El área de es unas 1.200 hectáreas. Una zona complicada, además, por la presencia de los ganaderos que levantan terraplenes para transportar sus animales, cortando arroyos que ofician de corredores biológicos para los peces, secando lagunas y modificando los patrones de escurrimiento del agua. Algunos de ellos, además, “usurpadores” de las tierras rosarinas, olvidadas por el Ejecutivo local luego de que en 1999 el entonces intendente Hermes Binner prometiera la creación de una reserva natural protegida en toda el área.

Maximiliano, Pablo y el resto de los que cargan con el mayor peso en los relevamientos –a los que se suman muchos más– hace años que navegan, acampan y estudian las islas del Paraná. Pero lo que empezaron a ver les hizo dar una vuelta de timón: del amor y el placer individual por los humedales “de enfrente” pasaron a un compromiso social por su preservación.

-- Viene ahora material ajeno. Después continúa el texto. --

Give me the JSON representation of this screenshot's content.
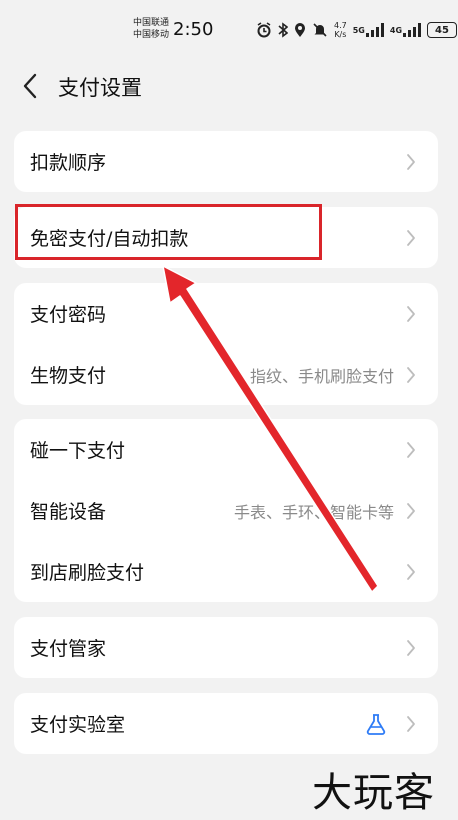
{
  "status_bar": {
    "carrier_1": "中国联通",
    "carrier_2": "中国移动",
    "time": "2:50",
    "speed_value": "4.7",
    "speed_unit": "K/s",
    "net_1": "5G",
    "net_2": "4G",
    "battery": "45"
  },
  "header": {
    "title": "支付设置"
  },
  "groups": [
    {
      "rows": [
        {
          "label": "扣款顺序"
        }
      ]
    },
    {
      "rows": [
        {
          "label": "免密支付/自动扣款"
        }
      ]
    },
    {
      "rows": [
        {
          "label": "支付密码"
        },
        {
          "label": "生物支付",
          "sub": "指纹、手机刷脸支付"
        }
      ]
    },
    {
      "rows": [
        {
          "label": "碰一下支付"
        },
        {
          "label": "智能设备",
          "sub": "手表、手环、智能卡等"
        },
        {
          "label": "到店刷脸支付"
        }
      ]
    },
    {
      "rows": [
        {
          "label": "支付管家"
        }
      ]
    },
    {
      "rows": [
        {
          "label": "支付实验室"
        }
      ]
    }
  ],
  "watermark": "大玩客",
  "colors": {
    "accent_blue": "#2f7cf6",
    "highlight_red": "#d9252a",
    "background": "#f2f2f2"
  }
}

“Hemos aprendido un montón, sobre todo que lo que vemos hay que comunicarlo. Antes encontrábamos lo que llamábamos un reservorio, un sitio que habita una especie con algún grado de peligro, y no lo comunicábamos, nos guardábamos la información. Cuando vimos que todos estos humedales estaban en peligro, cambiamos la forma de trabajar y dijimos: «Lo tenemos que decir». Si no generamos una demanda social, si no mostramos lo que es este lugar, cómo vamos a hacer que la gente quiera defenderlo. Fue un cambio de mentalidad”, rememoran para recalcar que la voluntad, firme y de todos, es no quedarse en la queja.